7. It takes a special person to see the extraordinary in the mundane. Carol Sedgewick, a researcher at the University of Nova Scotia, has devoted her professional life to eradicating HIV/AIDS. The contribution she has personally made to finding a cure for the disease cannot be understated. However, she commented in a recent interview that her real passion lies in ____________.
a. creating city maps of the best public bathrooms.
b. photographing the most beautiful chickens.
c. smocking gorgeous frilly diapers.
8. New parents face challenges every day that no amount of planning during pregnancy can prepare them for. Every part of their lives is affected by their bundle of joy, and they often mourn the loss of their prior freewheeling lifestyles. But Spencies, a specialty toy manufacturer based out of Ann Arbor, hopes that their new line of infant toys will help bridge the gap between babies and their still-cool parents. The line includes toys such as _______.

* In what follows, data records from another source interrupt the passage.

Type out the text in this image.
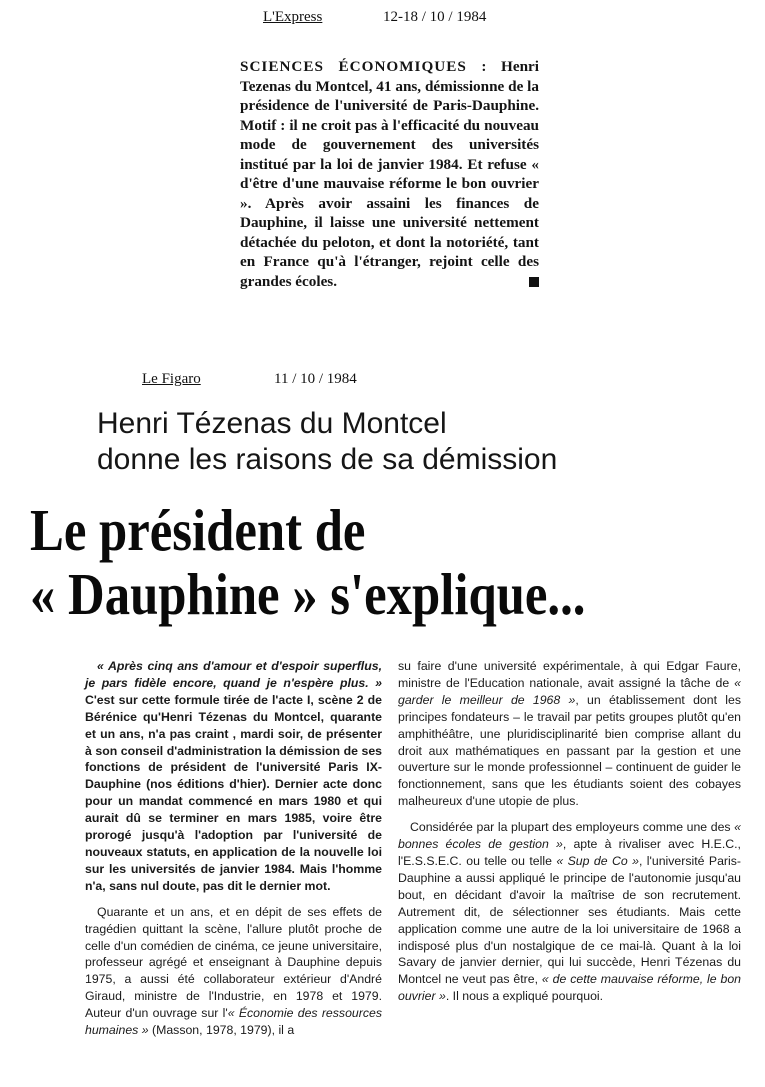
L'Express	12-18 / 10 / 1984
SCIENCES ÉCONOMIQUES : Henri Tezenas du Montcel, 41 ans, démissionne de la présidence de l'université de Paris-Dauphine. Motif : il ne croit pas à l'efficacité du nouveau mode de gouvernement des universités institué par la loi de janvier 1984. Et refuse « d'être d'une mauvaise réforme le bon ouvrier ». Après avoir assaini les finances de Dauphine, il laisse une université nettement détachée du peloton, et dont la notoriété, tant en France qu'à l'étranger, rejoint celle des grandes écoles.
Le Figaro	11 / 10 / 1984
Henri Tézenas du Montcel
donne les raisons de sa démission
Le président de
« Dauphine » s'explique...

« Après cinq ans d'amour et d'espoir superflus, je pars fidèle encore, quand je n'espère plus. » C'est sur cette formule tirée de l'acte I, scène 2 de Bérénice qu'Henri Tézenas du Montcel, quarante et un ans, n'a pas craint , mardi soir, de présenter à son conseil d'administration la démission de ses fonctions de président de l'université Paris IX-Dauphine (nos éditions d'hier). Dernier acte donc pour un mandat commencé en mars 1980 et qui aurait dû se terminer en mars 1985, voire être prorogé jusqu'à l'adoption par l'université de nouveaux statuts, en application de la nouvelle loi sur les universités de janvier 1984. Mais l'homme n'a, sans nul doute, pas dit le dernier mot.

Quarante et un ans, et en dépit de ses effets de tragédien quittant la scène, l'allure plutôt proche de celle d'un comédien de cinéma, ce jeune universitaire, professeur agrégé et enseignant à Dauphine depuis 1975, a aussi été collaborateur extérieur d'André Giraud, ministre de l'Industrie, en 1978 et 1979. Auteur d'un ouvrage sur l'« Économie des ressources humaines » (Masson, 1978, 1979), il a

su faire d'une université expérimentale, à qui Edgar Faure, ministre de l'Education nationale, avait assigné la tâche de « garder le meilleur de 1968 », un établissement dont les principes fondateurs – le travail par petits groupes plutôt qu'en amphithéâtre, une pluridisciplinarité bien comprise allant du droit aux mathématiques en passant par la gestion et une ouverture sur le monde professionnel – continuent de guider le fonctionnement, sans que les étudiants soient des cobayes malheureux d'une utopie de plus.

Considérée par la plupart des employeurs comme une des « bonnes écoles de gestion », apte à rivaliser avec H.E.C., l'E.S.S.E.C. ou telle ou telle « Sup de Co », l'université Paris-Dauphine a aussi appliqué le principe de l'autonomie jusqu'au bout, en décidant d'avoir la maîtrise de son recrutement. Autrement dit, de sélectionner ses étudiants. Mais cette application comme une autre de la loi universitaire de 1968 a indisposé plus d'un nostalgique de ce mai-là. Quant à la loi Savary de janvier dernier, qui lui succède, Henri Tézenas du Montcel ne veut pas être, « de cette mauvaise réforme, le bon ouvrier ». Il nous a expliqué pourquoi.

a. a cigar kazoo, to celebrate the arrival of your new little one in pesky smoke-free L&D wards
b. Arrested Development baby rattles, to introduce your child early-on to the disappointment of TV cancellations
c. a beer teddy bear, designed to insulate your Guinness while singing lullabies to Baby
1. a, my dad made my teacher pregnant
And I am proud to say that mine DIDN’T, so score one for me and my family and zero for Google for bringing someone whose problems I can’t help solve to my blog.
2. b, I was 14 when I developed a feeling for loving to wear panties and some female clothing
Funny, so was I, but as a 14-year-old girl, I don’t think that separates me from the crowd too much or warrants a click on my blog.
3. a, beebs and her money makers
Aaaaaand that’s the last time that will EVER be said about my soon-to-be-born child.
4. a, coors cake
Now someone’s thinking. Excellent idea, although I would possibly change it to Blue Moon cake or Guinness cake.
5. c, I drank coffee and got my girl pregnant
I’ve heard the same thing about drinking water, breathing air, and eating food. You can never be too careful, brah.
6. b, is live simply, laugh often, love deeply in the Bible?
Ooh, ooh! I’ve got this one! No, Internet searcher, it’s not, as God doesn’t freelance for Hallmark or write lyrics for adult contemporary radio.
7. b, the most beautiful chickens
I can definitely help you in your search for the most beautiful collection of glasses. I can possibly help you find some decent-looking chickens. But the most beautiful chickens? Sorry, not here. Maybe here?
8. c, beer teddy bear
Whoops! Wrong WordPress account! I think you are looking for this guy. I’m flattered, Google, that I’m somehow associated, though.